A government regulation stipulating that pregnant girls automatically be expelled from school meant that Gopoza – who was about to write O-Level examinations, a school-leaving certificate that would have greatly enhanced her job-finding prospects – had to work as a domestic worker.
“My life is ruined – as a housemaid I am earning hardly enough to buy food and clothes for my child, and I don’t see myself being able to further my education and get a better job in the future. I will consider myself lucky to get a husband who will also accept my child and look after both of us,” she said.
So I was excited by and impressed with a new regulation by the Ministry of Education, Sport, Art and Culture that would give pregnant female learners three months’ maternity leave, after which they could resume their studies. The new regulation also gave a male student responsible for pregnancy paternity leave for the same length of time.
But the latest report from IRIN sees the Ministry backing away from these provisions. There is a return to the previous, harsher attitude toward pregnant learners – and accordingly a far more punitive response to them.
According to IRIN:
“Learners in all schools may be suspended, excluded or expelled from school for various acts of misconduct of a serious nature,” Stephen Mahere, Permanent Secretary in the Ministry of Education, Sport, Arts and Culture, said in a circular.
“Pregnancy of a learner, and being responsible for it, are such an example of misdemeanour of a serious nature.

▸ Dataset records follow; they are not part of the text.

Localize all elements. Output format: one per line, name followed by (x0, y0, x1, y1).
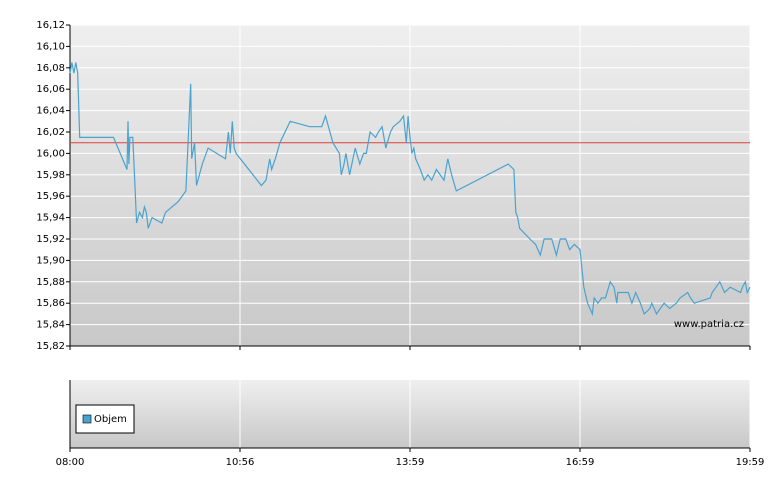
y-tick-label: 15,84 (36, 320, 65, 331)
price-line (69, 62, 751, 317)
x-tick-label: 13:59 (396, 457, 425, 468)
y-tick-label: 15,94 (36, 213, 65, 224)
legend-label: Objem (94, 414, 127, 425)
y-tick-label: 15,90 (36, 255, 65, 266)
y-tick-label: 15,98 (36, 170, 65, 181)
x-tick-label: 19:59 (736, 457, 765, 468)
y-tick-label: 15,82 (36, 341, 65, 352)
x-tick-label: 10:56 (226, 457, 255, 468)
y-tick-label: 16,10 (36, 41, 65, 52)
y-tick-label: 16,06 (36, 84, 65, 95)
y-tick-label: 16,08 (36, 63, 65, 74)
x-tick-label: 08:00 (56, 457, 85, 468)
y-tick-label: 15,88 (36, 277, 65, 288)
x-tick-label: 16:59 (566, 457, 595, 468)
y-tick-label: 15,86 (36, 298, 65, 309)
y-tick-label: 15,96 (36, 191, 65, 202)
y-tick-label: 16,02 (36, 127, 65, 138)
legend-swatch (82, 414, 92, 424)
y-tick-label: 16,12 (36, 20, 65, 31)
y-tick-label: 16,04 (36, 106, 65, 117)
y-tick-label: 15,92 (36, 234, 65, 245)
watermark: www.patria.cz (674, 319, 744, 330)
y-tick-label: 16,00 (36, 148, 65, 159)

The law provides for the exclusion of a learner who falls pregnant, and expulsion of a learner responsible for it,” the circular warned.
After consultations between the school and parents or guardians, a girl could be readmitted to school three months after a baby’s birth at the grade or form she had been in before she had the baby, Mahere said.
However, the boy responsible for the pregnancy would be considered for admission at another school, and only after a period of 12 months.
“It should be noted that re-admission of the boy learner is not automatic, as approval would have to be sought and granted from the ministry of education before re-admission in any other formal school,” the circular said.